AutoPrune: Each Complexity Deserves a Pruning Policy

TL;DR

This work tackles the inefficiency of long visual token sequences in vision–language models by introducing AutoPrune, a training-free, complexity-adaptive pruning framework. It quantifies input complexity via mutual information between early visual and textual tokens and converts this signal into budget-constrained logistic retention curves that dictate per-layer token pruning under a fixed compute budget . The method demonstrates strong, scalable gains across multiple VLM and VLA settings, achieving substantial token and FLOPs reductions with minimal accuracy loss (e.g., 89% token pruning with 96.7% accuracy on LLaVA-1.5-7B, and 9.1% improvement over PDrop).

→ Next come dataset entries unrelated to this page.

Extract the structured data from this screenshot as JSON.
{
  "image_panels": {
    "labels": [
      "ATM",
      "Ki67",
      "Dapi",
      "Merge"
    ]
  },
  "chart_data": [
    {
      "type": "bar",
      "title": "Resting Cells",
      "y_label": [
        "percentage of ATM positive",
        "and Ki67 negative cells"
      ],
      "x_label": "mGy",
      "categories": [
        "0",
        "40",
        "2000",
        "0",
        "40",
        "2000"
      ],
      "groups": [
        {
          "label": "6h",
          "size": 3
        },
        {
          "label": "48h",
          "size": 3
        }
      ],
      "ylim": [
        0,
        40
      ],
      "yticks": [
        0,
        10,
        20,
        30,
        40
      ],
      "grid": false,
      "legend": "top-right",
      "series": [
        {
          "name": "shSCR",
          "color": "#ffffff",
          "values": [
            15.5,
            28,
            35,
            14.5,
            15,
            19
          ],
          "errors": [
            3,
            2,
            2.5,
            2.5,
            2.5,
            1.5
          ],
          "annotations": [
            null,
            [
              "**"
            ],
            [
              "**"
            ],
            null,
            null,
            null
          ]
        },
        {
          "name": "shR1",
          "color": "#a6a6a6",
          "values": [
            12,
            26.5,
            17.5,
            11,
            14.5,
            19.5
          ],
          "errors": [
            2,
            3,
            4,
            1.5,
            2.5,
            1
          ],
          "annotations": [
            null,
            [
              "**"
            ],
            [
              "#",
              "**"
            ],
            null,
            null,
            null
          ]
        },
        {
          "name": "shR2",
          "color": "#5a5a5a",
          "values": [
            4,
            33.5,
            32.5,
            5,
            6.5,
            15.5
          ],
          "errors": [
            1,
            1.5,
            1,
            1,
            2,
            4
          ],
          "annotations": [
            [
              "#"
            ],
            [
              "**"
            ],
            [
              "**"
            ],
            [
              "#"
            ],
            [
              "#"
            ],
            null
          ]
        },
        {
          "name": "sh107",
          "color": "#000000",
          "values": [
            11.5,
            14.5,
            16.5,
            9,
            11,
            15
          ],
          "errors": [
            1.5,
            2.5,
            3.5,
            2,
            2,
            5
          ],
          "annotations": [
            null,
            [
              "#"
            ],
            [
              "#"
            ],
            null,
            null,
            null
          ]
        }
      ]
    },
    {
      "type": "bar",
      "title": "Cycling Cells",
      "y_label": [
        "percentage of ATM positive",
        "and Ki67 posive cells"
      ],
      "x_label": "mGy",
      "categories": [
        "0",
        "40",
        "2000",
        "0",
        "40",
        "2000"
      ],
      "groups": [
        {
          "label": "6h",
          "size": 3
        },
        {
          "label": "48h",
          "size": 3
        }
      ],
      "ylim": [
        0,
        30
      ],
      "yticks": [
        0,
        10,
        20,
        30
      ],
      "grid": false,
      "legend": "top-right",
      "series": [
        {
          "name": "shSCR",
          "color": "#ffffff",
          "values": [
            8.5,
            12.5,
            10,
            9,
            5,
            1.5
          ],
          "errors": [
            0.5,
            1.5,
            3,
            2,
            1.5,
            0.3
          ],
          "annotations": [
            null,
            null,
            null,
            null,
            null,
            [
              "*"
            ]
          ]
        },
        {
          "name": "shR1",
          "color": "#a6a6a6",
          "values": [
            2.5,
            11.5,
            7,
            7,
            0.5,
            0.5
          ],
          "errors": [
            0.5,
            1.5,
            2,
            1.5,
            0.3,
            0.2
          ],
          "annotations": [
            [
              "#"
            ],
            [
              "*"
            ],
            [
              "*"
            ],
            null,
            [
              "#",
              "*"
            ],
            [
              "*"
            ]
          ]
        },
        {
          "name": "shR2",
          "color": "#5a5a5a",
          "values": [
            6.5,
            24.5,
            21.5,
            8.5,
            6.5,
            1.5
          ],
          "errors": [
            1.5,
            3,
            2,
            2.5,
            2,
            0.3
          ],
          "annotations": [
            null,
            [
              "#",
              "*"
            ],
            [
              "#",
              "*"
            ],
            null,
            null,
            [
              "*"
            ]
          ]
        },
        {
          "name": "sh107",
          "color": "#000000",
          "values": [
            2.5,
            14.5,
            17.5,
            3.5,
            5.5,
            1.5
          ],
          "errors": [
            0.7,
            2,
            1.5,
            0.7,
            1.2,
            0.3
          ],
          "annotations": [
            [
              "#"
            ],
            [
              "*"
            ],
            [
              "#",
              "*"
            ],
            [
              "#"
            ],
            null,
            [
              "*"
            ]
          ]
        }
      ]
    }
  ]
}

By integrating neuroscience-inspired insights into cross-modal processing, AutoPrune provides a simple, robust, and broadly applicable pruning paradigm for real-time multimodal reasoning and embodied intelligence.

Abstract

The established redundancy in visual tokens within large vision-language models allows pruning to effectively reduce their substantial computational demands. Previous methods typically employ heuristic layer-specific pruning strategies where, although the number of tokens removed may differ across decoder layers, the overall pruning schedule is fixed and applied uniformly to all input samples and tasks, failing to align token elimination with the model's holistic reasoning trajectory. Cognitive science indicates that human visual processing often begins with broad exploration to accumulate evidence before narrowing focus as the target becomes distinct. Our experiments reveal an analogous pattern in these models. This observation suggests that neither a fixed pruning schedule nor a heuristic layer-wise strategy can optimally accommodate the diverse complexities inherent in different inputs. To overcome this limitation, we introduce Complexity-Adaptive Pruning (AutoPrune), a training-free, plug-and-play framework that tailors pruning policies to varying sample and task complexities. Specifically, AutoPrune quantifies the mutual information between visual and textual tokens, then projects this signal to a budget-constrained logistic retention curve. Each such logistic curve, defined by its unique shape, corresponds to the specific complexity of different tasks and can guarantee adherence to predefined computational constraints. We evaluate AutoPrune on standard vision-language tasks and on Vision-Language-Action models for autonomous driving. Notably, when applied to LLaVA-1.5-7B, our method prunes 89% of visual tokens and reduces inference FLOPs by 76.8% while retaining 96.7% of the original accuracy averaged over all tasks. This corresponds to a 9.1% improvement over the recent work PDrop, demonstrating the effectiveness. Code is available at https://github.com/AutoLab-SAI-SJTU/AutoPrune.

Paper Structure

This paper contains 13 sections, 9 equations, 2 figures, 4 tables.

Figures (2)

  • Figure 1: Layer-wise Visual–Textual Interaction Patterns. By visualizing cross-modal attention at layers 2, 4, 8 and 16 of the VLM, we observe that for tasks requiring only object identification, attention rapidly converges on the salient region and remains stable, whereas for reasoning-intensive tasks attention shifts progressively across layers.
  • Figure 2: Logistic retention curves on the TextVQA dataset. Each curve corresponds to a QA pair, and is parameterized by the mutual information between visual and textual tokens. Samples/Tasks exhibiting lower mutual information show more conservative retention.